Since persistent inflammation of the lungs is the most likely cause, corticosteroid drugs have been used to either prevent or treat chronic lung disease because of their strong anti-inflammatory effects particularly in babies who cannot be weaned from assisted ventilation. The beneficial effects were a shorter time on the ventilator and less chronic lung disease, but the adverse effects included high blood pressure, bleeding from the stomach or bowel, perforation of the bowel, an excess of glucose in the bloodstream, and an increased risk of cerebral palsy at follow-up. There were significant benefits for the following outcomes: lower rates of failure to extubate and decreased risks of chronic lung disease at both 28 days’ and 36 weeks’ postnatal age; death or chronic lung disease at 28 days’ and 36 weeks’ postmenstrual postnatal age; patent ductus arteriosus; and retinopathy of prematurity, including severe forms of this condition. There were no significant differences in the rates of neonatal or subsequent mortality, infection, severe intraventricular hemorrhage, periventricular leukomalacia, necrotizing enterocolitis, or pulmonary hemorrhage. Gastrointestinal bleeding and intestinal perforation were significant adverse effects, and the risks of hyperglycemia, hypertension, hypertrophic cardiomyopathy, and growth failure were also increased.

Long-term follow-up studies [3] report an increased risk of abnormal neurological findings and cerebral palsy. However, the methodological quality of the studies determining long-term outcomes is limited in some cases; the surviving children were assessed predominantly before school age, and no study was sufficiently powered to detect important adverse long-term neurosensory outcomes. There is a compelling need for the long-term follow-up and reporting of late outcomes, especially neurological and developmental outcomes, among surviving infants who participated in all the randomized trials of early postnatal corticosteroid treatment. Dexamethasone was used in most studies, and only few used hydrocortisone. In subgroup analyses by type of corticosteroid, most of the beneficial and harmful effects were attributable to dexamethasone; hydrocortisone had little effect on any outcomes except for an increase in intestinal perforation and a borderline reduction in patent ductus arteriosus. Hydrocortisone appears to have less neurological impact than dexamethasone, even with adjustment for dose equivalency [4].
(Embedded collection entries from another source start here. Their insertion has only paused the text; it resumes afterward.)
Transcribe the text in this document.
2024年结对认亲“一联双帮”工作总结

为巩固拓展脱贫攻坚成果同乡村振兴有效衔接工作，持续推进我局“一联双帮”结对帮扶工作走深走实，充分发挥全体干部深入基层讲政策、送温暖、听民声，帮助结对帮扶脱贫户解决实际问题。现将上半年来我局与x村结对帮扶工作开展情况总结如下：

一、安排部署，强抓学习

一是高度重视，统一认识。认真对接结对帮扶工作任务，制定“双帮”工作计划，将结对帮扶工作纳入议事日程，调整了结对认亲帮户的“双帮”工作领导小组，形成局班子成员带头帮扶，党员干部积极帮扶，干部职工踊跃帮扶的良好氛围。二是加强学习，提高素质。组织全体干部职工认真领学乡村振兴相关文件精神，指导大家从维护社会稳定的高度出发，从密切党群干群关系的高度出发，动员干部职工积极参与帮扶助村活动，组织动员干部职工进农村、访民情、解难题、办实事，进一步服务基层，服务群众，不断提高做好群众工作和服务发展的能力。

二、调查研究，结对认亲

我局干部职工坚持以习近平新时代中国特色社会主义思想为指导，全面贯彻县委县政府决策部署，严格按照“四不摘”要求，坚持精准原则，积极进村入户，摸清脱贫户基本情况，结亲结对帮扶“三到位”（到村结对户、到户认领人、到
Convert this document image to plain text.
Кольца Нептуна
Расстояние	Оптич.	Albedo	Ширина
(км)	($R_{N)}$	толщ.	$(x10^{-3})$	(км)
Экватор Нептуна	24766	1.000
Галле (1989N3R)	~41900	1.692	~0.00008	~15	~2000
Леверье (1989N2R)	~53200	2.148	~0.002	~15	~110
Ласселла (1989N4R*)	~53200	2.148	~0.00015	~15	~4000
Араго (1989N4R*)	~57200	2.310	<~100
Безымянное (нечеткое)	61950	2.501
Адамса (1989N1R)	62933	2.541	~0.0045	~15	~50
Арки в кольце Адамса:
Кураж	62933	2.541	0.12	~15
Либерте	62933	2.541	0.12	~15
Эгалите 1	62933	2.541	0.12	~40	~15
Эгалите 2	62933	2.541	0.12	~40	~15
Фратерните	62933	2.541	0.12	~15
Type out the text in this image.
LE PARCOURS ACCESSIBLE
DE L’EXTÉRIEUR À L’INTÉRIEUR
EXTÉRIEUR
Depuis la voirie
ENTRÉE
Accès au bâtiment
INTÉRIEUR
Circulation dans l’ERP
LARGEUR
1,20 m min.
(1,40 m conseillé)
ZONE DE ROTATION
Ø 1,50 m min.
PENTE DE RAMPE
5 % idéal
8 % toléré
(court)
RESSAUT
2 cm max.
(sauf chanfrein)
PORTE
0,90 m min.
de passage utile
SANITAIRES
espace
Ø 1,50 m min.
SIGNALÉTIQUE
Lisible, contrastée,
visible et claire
There are certain biological differences between these agents that may be of neurological relevance. Hydrocortisone differs from dexamethasone as it has both mineralocorticoid and glucocorticoid actions. In animal models, dexamethasone, which binds only to glucocorticoid receptors, induced neuronal degeneration within the hippocampus. In humans, alterations in hippocampal volume and synaptic plasticity and associative memory were reported with dexamethasone in preterm infants [5]. High-dose postnatal dexamethasone treatment for BPD was associated with decreased brain volumes on magnetic resonance imaging at 18 years of age, specifically total brain tissue, cortical white matter, thalamus, and basal ganglia nuclei. Surprisingly, some studies found no significant differences in the hippocampus or cerebellum, which are brain areas with very high concentrations of glucocorticoid receptors. Even in the absence of significant postnatal medical sequelae, preterm birth has a profound effect on neuroanatomical structures in childhood and adolescence [6–8]. Some authors have reported that individuals born extremely preterm have smaller brain volumes than term-born controls at 18 years of age, including the hippocampus and cerebellum as well as other brain regions; other authors have reported similar findings following preterm birth, including extremely preterm infants without “serious neurologic or medical conditions” at 7–10 years of age. They found that these children had smaller total brain volumes, white and gray matter volumes, and smaller basal ganglia and thalami than term-born controls [6–8]. These studies highlight the difficulty of distinguishing the effects of prematurity and its complications from the effects of a specific therapeutic intervention.